@basanta I have one last query with regards to lightbox. It’s actually in tandem with another question of mine about dynamically updating page contents.
I have a set of links on the page that update text and the lightbox images on the page. This works fine. The issue is updating the actual lightbox clicked image. There are numerous problems here - the element doesn’t exist until it’s clicked, so when I try to reference it in my JS, even with a setTimeout (to wait for it to load), I can’t select it. If I copy the same JS into dev tools, I can select the images without issue. I’m thinking I need to bind it somehow?
The second issue is the timing - there is a delay on the lightbox, as you’d expect. I’m using set timeouts to try to wait for the image to load before i update it, but this is very dangerous I think. Is there any way to change the image src in a safer way?
To reiterate, I can change all the thumbnails on the page easy enough, it’s changing the src of the clicked lightbox, that I’m having trouble with. To demonstrate the code that works in the browser but not from the JS editor in PRO:
lightboxImages = Array.from(document.querySelectorAll('.ilightbox-image'));
lightboxImages.forEach(function(image) {
image.src = image.src.replace(currentVal,newVal);
});
Edit to this: every time a lightbox image is clicked away, the element is destroyed, and this code would need to run again.
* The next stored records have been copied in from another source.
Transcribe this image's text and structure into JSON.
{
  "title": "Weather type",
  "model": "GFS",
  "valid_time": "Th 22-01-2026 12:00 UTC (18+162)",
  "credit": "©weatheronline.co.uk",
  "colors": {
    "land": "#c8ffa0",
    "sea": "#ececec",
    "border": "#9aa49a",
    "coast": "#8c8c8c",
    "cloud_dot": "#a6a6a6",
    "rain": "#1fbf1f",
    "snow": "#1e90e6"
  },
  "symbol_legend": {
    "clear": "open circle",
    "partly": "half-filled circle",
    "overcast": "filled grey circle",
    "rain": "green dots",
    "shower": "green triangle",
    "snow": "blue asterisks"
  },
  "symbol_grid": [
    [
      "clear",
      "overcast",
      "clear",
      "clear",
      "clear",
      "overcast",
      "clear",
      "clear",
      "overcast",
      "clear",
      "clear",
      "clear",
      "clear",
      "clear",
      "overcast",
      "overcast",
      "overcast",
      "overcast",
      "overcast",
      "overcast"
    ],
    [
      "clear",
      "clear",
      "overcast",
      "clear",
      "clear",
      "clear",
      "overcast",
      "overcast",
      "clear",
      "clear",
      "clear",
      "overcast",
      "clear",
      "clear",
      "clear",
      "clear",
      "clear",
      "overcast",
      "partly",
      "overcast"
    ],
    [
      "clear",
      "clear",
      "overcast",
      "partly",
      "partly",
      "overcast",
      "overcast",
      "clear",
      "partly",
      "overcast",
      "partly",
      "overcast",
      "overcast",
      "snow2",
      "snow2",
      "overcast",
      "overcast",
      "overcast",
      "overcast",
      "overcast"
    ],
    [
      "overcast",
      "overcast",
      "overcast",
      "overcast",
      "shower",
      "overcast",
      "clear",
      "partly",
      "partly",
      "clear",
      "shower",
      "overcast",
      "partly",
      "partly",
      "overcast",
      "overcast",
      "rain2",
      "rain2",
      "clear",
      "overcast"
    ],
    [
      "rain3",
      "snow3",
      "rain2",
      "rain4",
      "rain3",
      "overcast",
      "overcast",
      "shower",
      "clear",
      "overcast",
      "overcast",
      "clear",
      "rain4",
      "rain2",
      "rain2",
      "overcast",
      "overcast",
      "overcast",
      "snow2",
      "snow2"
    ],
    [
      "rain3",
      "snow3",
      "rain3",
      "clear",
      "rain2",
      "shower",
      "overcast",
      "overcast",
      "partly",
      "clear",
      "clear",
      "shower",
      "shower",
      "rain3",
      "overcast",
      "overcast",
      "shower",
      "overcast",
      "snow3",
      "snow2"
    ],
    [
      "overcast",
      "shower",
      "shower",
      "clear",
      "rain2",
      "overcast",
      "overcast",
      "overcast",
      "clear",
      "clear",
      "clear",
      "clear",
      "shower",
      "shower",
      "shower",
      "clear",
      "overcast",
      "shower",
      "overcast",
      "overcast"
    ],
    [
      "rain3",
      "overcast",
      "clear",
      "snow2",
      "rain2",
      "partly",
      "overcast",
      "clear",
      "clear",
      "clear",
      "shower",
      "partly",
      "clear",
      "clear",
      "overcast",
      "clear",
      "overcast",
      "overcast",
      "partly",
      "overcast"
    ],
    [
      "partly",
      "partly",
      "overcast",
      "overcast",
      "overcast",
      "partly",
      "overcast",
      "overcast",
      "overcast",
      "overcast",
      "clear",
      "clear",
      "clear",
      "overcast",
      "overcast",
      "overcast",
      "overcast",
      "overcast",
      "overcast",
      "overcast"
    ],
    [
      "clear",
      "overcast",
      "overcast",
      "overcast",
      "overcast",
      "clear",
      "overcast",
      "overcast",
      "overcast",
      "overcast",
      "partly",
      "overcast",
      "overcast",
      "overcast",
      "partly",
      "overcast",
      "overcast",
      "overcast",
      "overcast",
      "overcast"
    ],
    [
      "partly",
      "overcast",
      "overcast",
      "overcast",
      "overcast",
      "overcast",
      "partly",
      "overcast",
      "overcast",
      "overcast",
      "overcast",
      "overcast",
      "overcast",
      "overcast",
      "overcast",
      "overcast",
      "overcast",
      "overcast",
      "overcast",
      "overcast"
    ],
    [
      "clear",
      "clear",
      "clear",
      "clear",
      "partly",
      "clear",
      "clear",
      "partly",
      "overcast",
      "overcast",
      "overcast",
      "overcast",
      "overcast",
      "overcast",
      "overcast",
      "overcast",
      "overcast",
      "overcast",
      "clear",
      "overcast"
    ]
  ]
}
I guess the elegant solution to this is to change the actual link that PRO has saved for each image - my changes so far are all in the browser, but I guess this isn’t really possible, unless that data is available from the browser window.
Further update: I have managed to update the images using setTimeout succesfully, but I would still like a safer way, if there is one. This is the current code:
setTimeout(function(){
lightboxImages = document.querySelectorAll('.ilightbox-image');
lightboxImages.forEach(function(image){
image.src = image.src.replace(oldVal, newVal);
});
},500);
Obviously, any issue with the timing and this could break the function, not good.